По лицу Беса было видно, что для него этого вопроса уже не существует. Он был готов сорваться с места и выходил из себя, глядя на наши черепашьи, по его темпам, сборы.

– Да быстрее вы, тюхи!.. – наконец заорал он. – Час вас дожидаться?! Щас один свалю!

– Не гони коней, хлопец, – остановила его немного пришедшая в себя Анна Казимировна. – Электричка московская только через два часа, чего на платформе зря мерзнуть? Сядь. Уймись. Ну вот так-то оно лучше. А коль не хочешь раздеваться – помоги мне дрова переложить. Вон там, у сараюшки.

Яшка исподлобья взглянул в лицо старухи. Поднялся, медленно вышел за дверь. Анна Казимировна накинула телогрейку, платок и вышла следом.
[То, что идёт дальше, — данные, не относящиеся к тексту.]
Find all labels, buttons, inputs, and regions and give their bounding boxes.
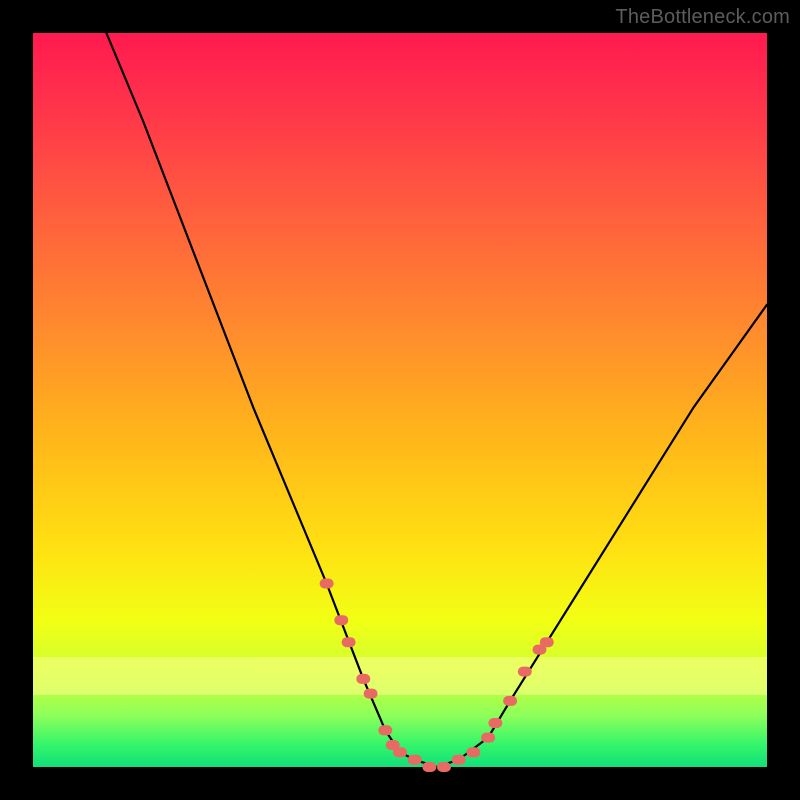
chart-frame: TheBottleneck.com [0, 0, 800, 800]
curve-marker [466, 747, 480, 757]
curve-marker [452, 755, 466, 765]
plot-area [33, 33, 767, 767]
curve-marker [408, 755, 422, 765]
curve-marker [503, 696, 517, 706]
curve-marker [334, 615, 348, 625]
bottleneck-curve [33, 33, 767, 767]
curve-marker [422, 762, 436, 772]
curve-marker [378, 725, 392, 735]
curve-marker [356, 674, 370, 684]
curve-marker [437, 762, 451, 772]
curve-marker [342, 637, 356, 647]
curve-marker [364, 689, 378, 699]
curve-markers [320, 579, 554, 773]
curve-marker [393, 747, 407, 757]
watermark-text: TheBottleneck.com [615, 6, 790, 29]
curve-marker [488, 718, 502, 728]
curve-line [106, 33, 767, 767]
curve-marker [540, 637, 554, 647]
curve-marker [481, 733, 495, 743]
curve-marker [320, 579, 334, 589]
curve-marker [518, 667, 532, 677]
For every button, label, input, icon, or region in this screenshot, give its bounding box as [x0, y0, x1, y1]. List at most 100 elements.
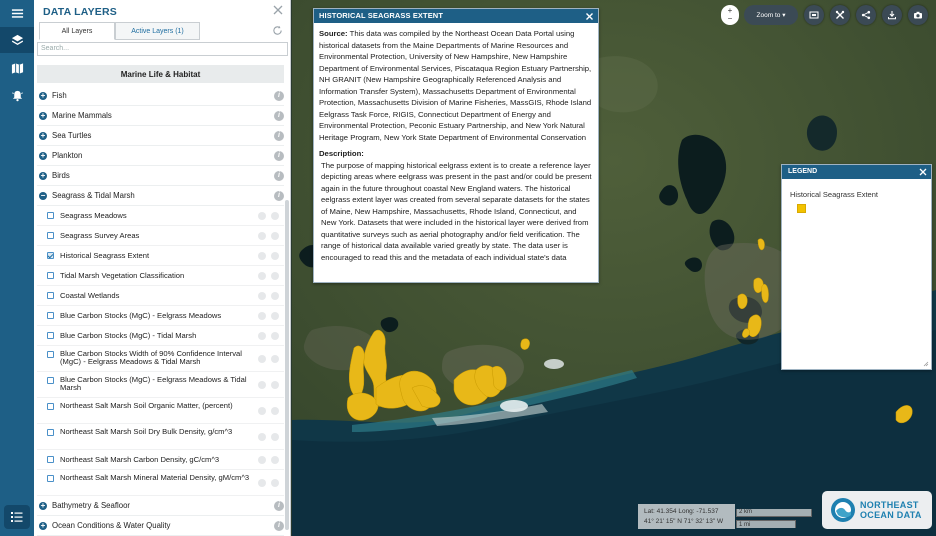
expand-icon[interactable]: +: [39, 131, 47, 140]
sublayer-row[interactable]: Historical Seagrass Extent: [37, 246, 284, 266]
opacity-icon[interactable]: [258, 312, 266, 320]
layer-checkbox[interactable]: [47, 429, 54, 436]
layer-checkbox[interactable]: [47, 332, 54, 339]
layer-checkbox[interactable]: [47, 272, 54, 279]
layer-options[interactable]: [258, 252, 282, 260]
info-icon[interactable]: [271, 479, 279, 487]
info-icon[interactable]: [271, 433, 279, 441]
opacity-icon[interactable]: [258, 381, 266, 389]
info-icon[interactable]: i: [274, 190, 284, 201]
expand-icon[interactable]: +: [39, 111, 47, 120]
scrollbar[interactable]: [285, 200, 289, 530]
category-row[interactable]: + Sea Turtles i: [37, 126, 284, 146]
layer-options[interactable]: [258, 381, 282, 389]
layer-options[interactable]: [258, 292, 282, 300]
layer-options[interactable]: [258, 456, 282, 464]
layer-options[interactable]: [258, 232, 282, 240]
screenshot-button[interactable]: [908, 5, 928, 25]
sublayer-row[interactable]: Northeast Salt Marsh Soil Organic Matter…: [37, 398, 284, 424]
opacity-icon[interactable]: [258, 272, 266, 280]
layer-options[interactable]: [258, 355, 282, 363]
category-row[interactable]: + Plankton i: [37, 146, 284, 166]
close-icon[interactable]: [919, 168, 927, 176]
category-row[interactable]: + Marine Mammals i: [37, 106, 284, 126]
opacity-icon[interactable]: [258, 433, 266, 441]
opacity-icon[interactable]: [258, 456, 266, 464]
expand-icon[interactable]: +: [39, 501, 47, 510]
info-icon[interactable]: [271, 407, 279, 415]
zoom-to-dropdown[interactable]: Zoom to ▾: [744, 5, 798, 25]
sublayer-row[interactable]: Seagrass Survey Areas: [37, 226, 284, 246]
info-icon[interactable]: [271, 232, 279, 240]
info-icon[interactable]: [271, 456, 279, 464]
layer-checkbox[interactable]: [47, 377, 54, 384]
tab-active-layers[interactable]: Active Layers (1): [115, 22, 200, 40]
info-icon[interactable]: i: [274, 90, 284, 101]
layer-options[interactable]: [258, 272, 282, 280]
info-icon[interactable]: i: [274, 130, 284, 141]
sublayer-row[interactable]: Northeast Salt Marsh Mineral Material De…: [37, 470, 284, 496]
info-icon[interactable]: i: [274, 110, 284, 121]
info-icon[interactable]: i: [274, 150, 284, 161]
northeast-ocean-data-logo[interactable]: NORTHEAST OCEAN DATA: [822, 491, 932, 529]
category-row[interactable]: + Bathymetry & Seafloor i: [37, 496, 284, 516]
sublayer-row[interactable]: Tidal Marsh Vegetation Classification: [37, 266, 284, 286]
category-row[interactable]: + Ocean Conditions & Water Quality i: [37, 516, 284, 536]
resize-handle-icon[interactable]: [923, 361, 929, 367]
info-icon[interactable]: [271, 272, 279, 280]
alerts-button[interactable]: [0, 82, 34, 108]
opacity-icon[interactable]: [258, 292, 266, 300]
close-icon[interactable]: [585, 12, 594, 21]
info-icon[interactable]: i: [274, 500, 284, 511]
info-icon[interactable]: [271, 212, 279, 220]
layer-checkbox[interactable]: [47, 232, 54, 239]
expand-icon[interactable]: +: [39, 521, 47, 530]
legend-toggle-button[interactable]: [4, 505, 30, 529]
category-row[interactable]: − Seagrass & Tidal Marsh i: [37, 186, 284, 206]
layer-options[interactable]: [258, 407, 282, 415]
layer-options[interactable]: [258, 332, 282, 340]
layer-options[interactable]: [258, 312, 282, 320]
layer-options[interactable]: [258, 433, 282, 441]
info-icon[interactable]: [271, 312, 279, 320]
expand-icon[interactable]: +: [39, 91, 47, 100]
layer-checkbox[interactable]: [47, 252, 54, 259]
collapse-icon[interactable]: −: [39, 191, 47, 200]
layer-checkbox[interactable]: [47, 351, 54, 358]
sublayer-row[interactable]: Seagrass Meadows: [37, 206, 284, 226]
sublayer-row[interactable]: Blue Carbon Stocks Width of 90% Confiden…: [37, 346, 284, 372]
opacity-icon[interactable]: [258, 332, 266, 340]
sublayer-row[interactable]: Blue Carbon Stocks (MgC) - Eelgrass Mead…: [37, 372, 284, 398]
sublayer-row[interactable]: Blue Carbon Stocks (MgC) - Eelgrass Mead…: [37, 306, 284, 326]
tools-button[interactable]: [830, 5, 850, 25]
info-icon[interactable]: [271, 355, 279, 363]
layer-options[interactable]: [258, 479, 282, 487]
maps-button[interactable]: [0, 55, 34, 81]
sublayer-row[interactable]: Blue Carbon Stocks (MgC) - Tidal Marsh: [37, 326, 284, 346]
opacity-icon[interactable]: [258, 252, 266, 260]
opacity-icon[interactable]: [258, 355, 266, 363]
layer-checkbox[interactable]: [47, 456, 54, 463]
category-row[interactable]: + Birds i: [37, 166, 284, 186]
info-icon[interactable]: i: [274, 520, 284, 531]
opacity-icon[interactable]: [258, 479, 266, 487]
info-icon[interactable]: i: [274, 170, 284, 181]
layer-checkbox[interactable]: [47, 403, 54, 410]
basemap-button[interactable]: [804, 5, 824, 25]
info-icon[interactable]: [271, 252, 279, 260]
opacity-icon[interactable]: [258, 232, 266, 240]
close-icon[interactable]: [272, 4, 284, 16]
zoom-out-icon[interactable]: −: [728, 15, 733, 23]
share-button[interactable]: [856, 5, 876, 25]
layer-checkbox[interactable]: [47, 312, 54, 319]
search-input[interactable]: Search...: [37, 42, 288, 56]
layer-options[interactable]: [258, 212, 282, 220]
sublayer-row[interactable]: Northeast Salt Marsh Carbon Density, gC/…: [37, 450, 284, 470]
sublayer-row[interactable]: Coastal Wetlands: [37, 286, 284, 306]
layer-checkbox[interactable]: [47, 212, 54, 219]
download-button[interactable]: [882, 5, 902, 25]
info-icon[interactable]: [271, 332, 279, 340]
sublayer-row[interactable]: Northeast Salt Marsh Soil Dry Bulk Densi…: [37, 424, 284, 450]
opacity-icon[interactable]: [258, 407, 266, 415]
expand-icon[interactable]: +: [39, 151, 47, 160]
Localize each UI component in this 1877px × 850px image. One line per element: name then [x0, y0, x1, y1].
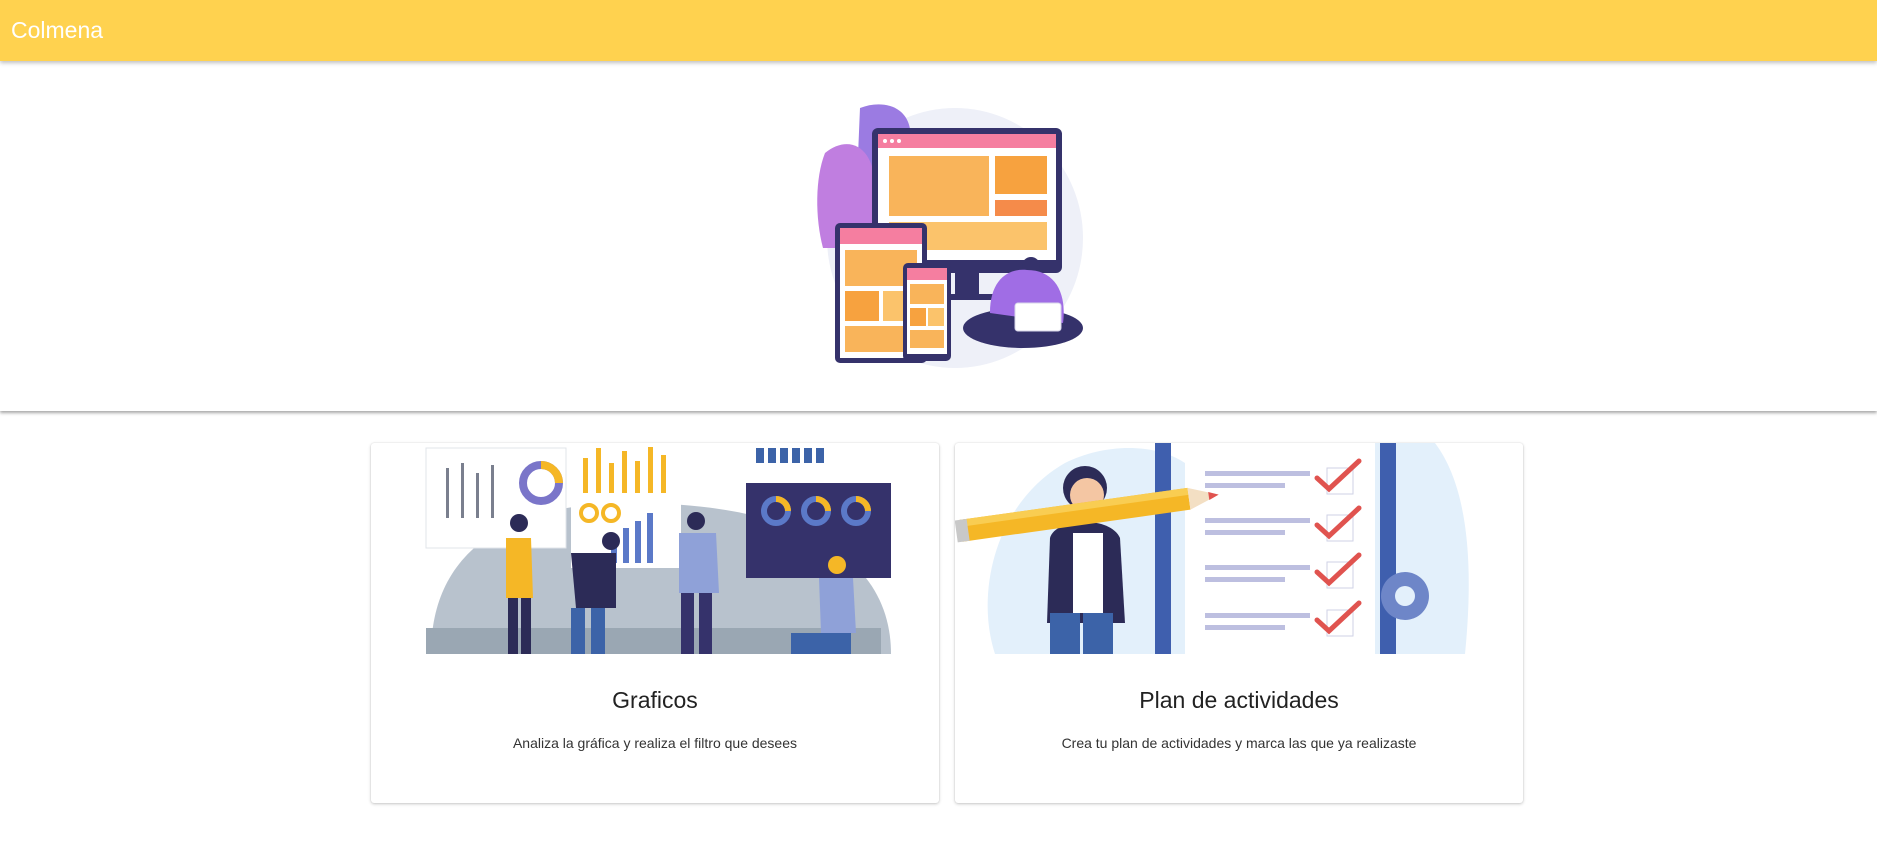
graficos-title: Graficos [612, 687, 698, 713]
plan-actividades-description: Crea tu plan de actividades y marca las … [1061, 735, 1417, 751]
graficos-description: Analiza la gráfica y realiza el filtro q… [512, 735, 798, 751]
top-app-bar: Colmena [0, 0, 1877, 61]
feature-cards: Graficos Analiza la gráfica y realiza el… [0, 411, 1877, 850]
graficos-card[interactable]: Graficos Analiza la gráfica y realiza el… [371, 443, 939, 803]
hero-illustration [817, 104, 1083, 368]
graficos-card-image [371, 443, 939, 654]
data-analysis-illustration [425, 443, 891, 654]
plan-actividades-card[interactable]: Plan de actividades Crea tu plan de acti… [955, 443, 1523, 803]
plan-actividades-title: Plan de actividades [1139, 687, 1339, 713]
task-checklist-illustration [955, 443, 1469, 654]
hero-banner [0, 61, 1877, 411]
app-title: Colmena [11, 17, 104, 43]
plan-actividades-card-image [955, 443, 1523, 654]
Вовка бросился было вслед за братом, но Миша удержал его:

– Давай лучше телевизор соберем.

Вдвоем они взялись прилаживать на место крышку. Я сидела у окна, смотрела на белый двор, на подпертые жердинами кривые яблони, сарай с покосившейся крышей. У дверей сарая стоял Яшка; опустив голову, разглядывал корявое полено у себя под ногами. Анна Казимировна, стоя напротив, что-то спокойно и уверенно говорила ему. Бес не отвечал. И медленно отстранился, когда старуха погладила его по плечу.

На обратном пути мы сидели в вагоне втроем. Бес, сначала севший вместе с нами, вскоре вытащил сигареты и ушел в тамбур. Целый час мы озабоченно посматривали на него и друг на друга, но предпринимать что-либо не решались.

– Нинка, сходи за ним, – наконец не выдержал Вовка.

– Не пойду.

Я знала, что говорила. К Яшке, пребывающему в подобном настроении, не рискнула бы подойти даже Мама-шеф.

– Сходи. Ты баба, тебя он не треснет.

В последнем у меня не было ни малейшей уверенности, и Беса оставили в покое до самой Москвы. Разговаривать не хотелось. Глядя в окно на пролетающие мимо голые, заснеженные деревья, я думала о том, что мы узнали.